I have written here before about how ministers leak to sympathetic journalists the gist of official reports to get favourable coverage. The report on city academies, commissioned from PricewaterhouseCoopers (PwC), provided a classic example. "Academies reverse years of failure in city schools," announced The Times front-page lead on 15 June, in advance of official publication. "City academies are raising standards and proving their critics wrong," declared the heading over an editorial inside.
Neither headline could be justified from a reading of the full report or even from the Times's own news report, carefully written by its education editor after a briefing from Jacqui Smith, the school standards minister.
Of the three schools that opened in 2002, two did well at GCSE, one badly.
One excluded more pupils than its predecessor schools, one fewer, one roughly the same number. Bullying, PwC reported, is "a not insignificant problem". The Independent, after the official publication, translated this as "Bullying is rife in city academies". This headline was no more justified than the one that clever Ms Smith had prompted in The Times. But serve her right, I say.
Her little bit of leaking - and ministers' obvious anxiety to milk the qualified positives in the PwC report for all they were worth - was no doubt prompted by the stream of negative publicity for city academies.
Unity academy in Middlesbrough was failed by Ofsted. Just a day before the Times report, The Guardian revealed that a private sponsor for two new academies in Milton Keynes had withdrawn in the face of opposition from parents and teachers. Several other plans for academies have run into similar local hostility.

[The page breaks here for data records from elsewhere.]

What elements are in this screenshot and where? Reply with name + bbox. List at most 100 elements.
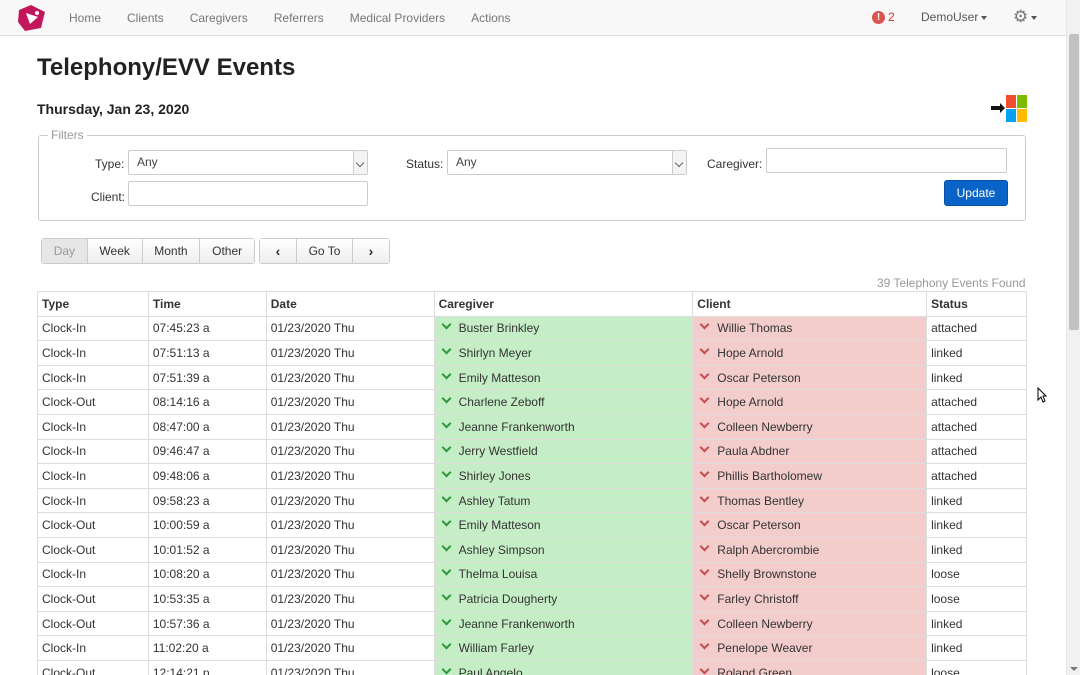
chevron-down-icon[interactable] [699, 344, 710, 355]
chevron-down-icon[interactable] [441, 590, 452, 601]
chevron-down-icon[interactable] [441, 541, 452, 552]
table-row[interactable]: Clock-Out 10:53:35 a 01/23/2020 Thu Patrici… [37, 586, 1027, 612]
nav-link-referrers[interactable]: Referrers [261, 0, 337, 36]
chevron-down-icon[interactable] [699, 565, 710, 576]
app-logo-icon[interactable] [17, 4, 47, 32]
table-row[interactable]: Clock-Out 10:00:59 a 01/23/2020 Thu Emily M… [37, 512, 1027, 538]
column-header-type[interactable]: Type [37, 291, 149, 317]
table-row[interactable]: Clock-In 09:58:23 a 01/23/2020 Thu Ashley T… [37, 487, 1027, 514]
user-menu[interactable]: DemoUser [921, 10, 988, 24]
table-row[interactable]: Clock-Out 08:14:16 a 01/23/2020 Thu Charlen… [37, 389, 1027, 415]
cell-caregiver[interactable]: Buster Brinkley [433, 315, 694, 342]
nav-link-clients[interactable]: Clients [114, 0, 177, 36]
cell-client[interactable]: Farley Christoff [692, 586, 928, 612]
chevron-down-icon[interactable] [441, 467, 452, 478]
table-row[interactable]: Clock-In 10:08:20 a 01/23/2020 Thu Thelma L… [37, 561, 1027, 588]
chevron-down-icon[interactable] [699, 442, 710, 453]
range-week-button[interactable]: Week [87, 239, 143, 263]
table-row[interactable]: Clock-In 09:46:47 a 01/23/2020 Thu Jerry We… [37, 438, 1027, 465]
table-row[interactable]: Clock-In 09:48:06 a 01/23/2020 Thu Shirley … [37, 463, 1027, 489]
chevron-down-icon[interactable] [441, 369, 452, 380]
table-row[interactable]: Clock-In 07:51:13 a 01/23/2020 Thu Shirlyn … [37, 340, 1027, 366]
nav-link-home[interactable]: Home [56, 0, 114, 36]
chevron-down-icon[interactable] [441, 565, 452, 576]
chevron-down-icon[interactable] [699, 369, 710, 380]
caregiver-input[interactable] [766, 148, 1007, 173]
chevron-down-icon[interactable] [441, 442, 452, 453]
cell-client[interactable]: Colleen Newberry [692, 413, 928, 440]
go-to-button[interactable]: Go To [297, 239, 353, 263]
nav-link-actions[interactable]: Actions [458, 0, 523, 36]
table-row[interactable]: Clock-Out 10:01:52 a 01/23/2020 Thu Ashley … [37, 536, 1027, 563]
cell-client[interactable]: Penelope Weaver [692, 635, 928, 661]
cell-caregiver[interactable]: Patricia Dougherty [433, 586, 694, 612]
cell-client[interactable]: Oscar Peterson [692, 364, 928, 391]
scrollbar-thumb[interactable] [1069, 34, 1079, 330]
chevron-down-icon[interactable] [699, 664, 710, 675]
chevron-down-icon[interactable] [441, 516, 452, 527]
chevron-down-icon[interactable] [699, 492, 710, 502]
cell-client[interactable]: Phillis Bartholomew [692, 463, 928, 489]
table-row[interactable]: Clock-In 11:02:20 a 01/23/2020 Thu William … [37, 635, 1027, 661]
cell-caregiver[interactable]: Emily Matteson [433, 364, 694, 391]
table-row[interactable]: Clock-In 07:51:39 a 01/23/2020 Thu Emily Ma… [37, 364, 1027, 391]
column-header-time[interactable]: Time [147, 291, 267, 317]
cell-caregiver[interactable]: Thelma Louisa [433, 561, 694, 588]
chevron-down-icon[interactable] [699, 639, 710, 650]
cell-caregiver[interactable]: Jeanne Frankenworth [433, 610, 694, 637]
chevron-down-icon[interactable] [441, 492, 452, 502]
page-scrollbar[interactable] [1066, 0, 1080, 675]
cell-client[interactable]: Shelly Brownstone [692, 561, 928, 588]
column-header-client[interactable]: Client [692, 291, 928, 317]
cell-caregiver[interactable]: Charlene Zeboff [433, 389, 694, 415]
cell-client[interactable]: Willie Thomas [692, 315, 928, 342]
nav-link-caregivers[interactable]: Caregivers [177, 0, 261, 36]
cell-caregiver[interactable]: William Farley [433, 635, 694, 661]
cell-client[interactable]: Ralph Abercrombie [692, 536, 928, 563]
cell-caregiver[interactable]: Paul Angelo [433, 659, 694, 675]
update-button[interactable]: Update [944, 180, 1008, 206]
cell-caregiver[interactable]: Ashley Simpson [433, 536, 694, 563]
chevron-down-icon[interactable] [699, 418, 710, 429]
chevron-down-icon[interactable] [441, 393, 452, 404]
type-select[interactable]: Any [128, 150, 368, 175]
chevron-down-icon[interactable] [441, 639, 452, 650]
cell-client[interactable]: Roland Green [692, 659, 928, 675]
range-day-button[interactable]: Day [42, 239, 88, 263]
chevron-down-icon[interactable] [699, 590, 710, 601]
cell-caregiver[interactable]: Shirlyn Meyer [433, 340, 694, 366]
chevron-left-icon[interactable]: ‹ [260, 239, 297, 263]
cell-client[interactable]: Hope Arnold [692, 340, 928, 366]
client-input[interactable] [128, 181, 368, 206]
cell-caregiver[interactable]: Ashley Tatum [433, 487, 694, 514]
cell-caregiver[interactable]: Shirley Jones [433, 463, 694, 489]
chevron-down-icon[interactable] [441, 319, 452, 330]
chevron-down-icon[interactable] [699, 516, 710, 527]
chevron-down-icon[interactable] [699, 467, 710, 478]
cell-client[interactable]: Thomas Bentley [692, 487, 928, 514]
column-header-status[interactable]: Status [926, 291, 1027, 317]
column-header-date[interactable]: Date [265, 291, 435, 317]
chevron-down-icon[interactable] [699, 541, 710, 552]
cell-caregiver[interactable]: Jeanne Frankenworth [433, 413, 694, 440]
cell-caregiver[interactable]: Jerry Westfield [433, 438, 694, 465]
cell-client[interactable]: Hope Arnold [692, 389, 928, 415]
status-select[interactable]: Any [447, 150, 687, 175]
chevron-down-icon[interactable] [699, 319, 710, 330]
chevron-down-icon[interactable] [699, 393, 710, 404]
range-other-button[interactable]: Other [200, 239, 255, 263]
column-header-caregiver[interactable]: Caregiver [433, 291, 694, 317]
range-month-button[interactable]: Month [142, 239, 201, 263]
scroll-down-arrow-icon[interactable] [1070, 667, 1078, 671]
nav-link-medical-providers[interactable]: Medical Providers [337, 0, 458, 36]
cell-client[interactable]: Colleen Newberry [692, 610, 928, 637]
table-row[interactable]: Clock-In 08:47:00 a 01/23/2020 Thu Jeanne F… [37, 413, 1027, 440]
alerts-indicator[interactable]: ! 2 [872, 10, 895, 24]
cell-client[interactable]: Oscar Peterson [692, 512, 928, 538]
table-row[interactable]: Clock-Out 10:57:36 a 01/23/2020 Thu Jeanne … [37, 610, 1027, 637]
table-row[interactable]: Clock-In 07:45:23 a 01/23/2020 Thu Buster B… [37, 315, 1027, 342]
gear-icon[interactable]: ⚙ [1013, 7, 1038, 27]
chevron-down-icon[interactable] [441, 418, 452, 429]
cell-client[interactable]: Paula Abdner [692, 438, 928, 465]
export-to-windows-icon[interactable] [990, 94, 1028, 124]
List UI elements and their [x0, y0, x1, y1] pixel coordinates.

Ministers press on regardless. The arguments against city academies, particularly the effects on neighbouring schools, are well rehearsed, and I agree with them. Yet I think I can see what ministers are trying to achieve. Some schools get a bad reputation which is impossible to shake off. Even a new head and a new name - the most common solutions - don't work. Teachers become demoralised, and because few parents freely choose such schools, they tend to be full of disgruntled conscripts. The only solution is a new brand, a new building and new management. These are not foolproof answers, but they are better than nothing. They give schools the chance of a fresh start, free from prejudices about "the old secondary modern" or "the council-estate school".
The PwC report considered the private sponsors' "input" into teaching and learning at the academies. This is waffle. The sponsor's role is to give the school a brand. The latest to be associated with a city academy somewhere "in the Home Counties" is Marlborough college. A selective, fee-charging school with two trout lakes has no "expertise" to offer an inner-city state comprehensive. It has never dealt with reluctant learners of below-average ability and the fee-charging sector's record of dealing with problems common to both sectors - bullying and drugs, for example - does not inspire confidence. But imagine how the name would impress parents. The middle classes in particular would contrive to give the impression that their children went to school with Princess Eugenie (a Marlborough pupil) rather as they say their children are "at Oxford" when they attend a crammer in that city.
Ministers shouldn't think any of this will make them popular. The British do not like the idea of privatisation. They can just about remember that it gave them a better telephone service, but they are hard put to think of any benefits since then. They associate it with trains running late, with dirty hospitals and with not knowing the number for directory inquiries.
City academies may be heavily over-subscribed by parents - newly branded schools in new buildings usually are for a time - but that does not mean the idea of creating them is popular. If they want kudos, ministers will have to continue relying on the kindliness of Times headline-writers.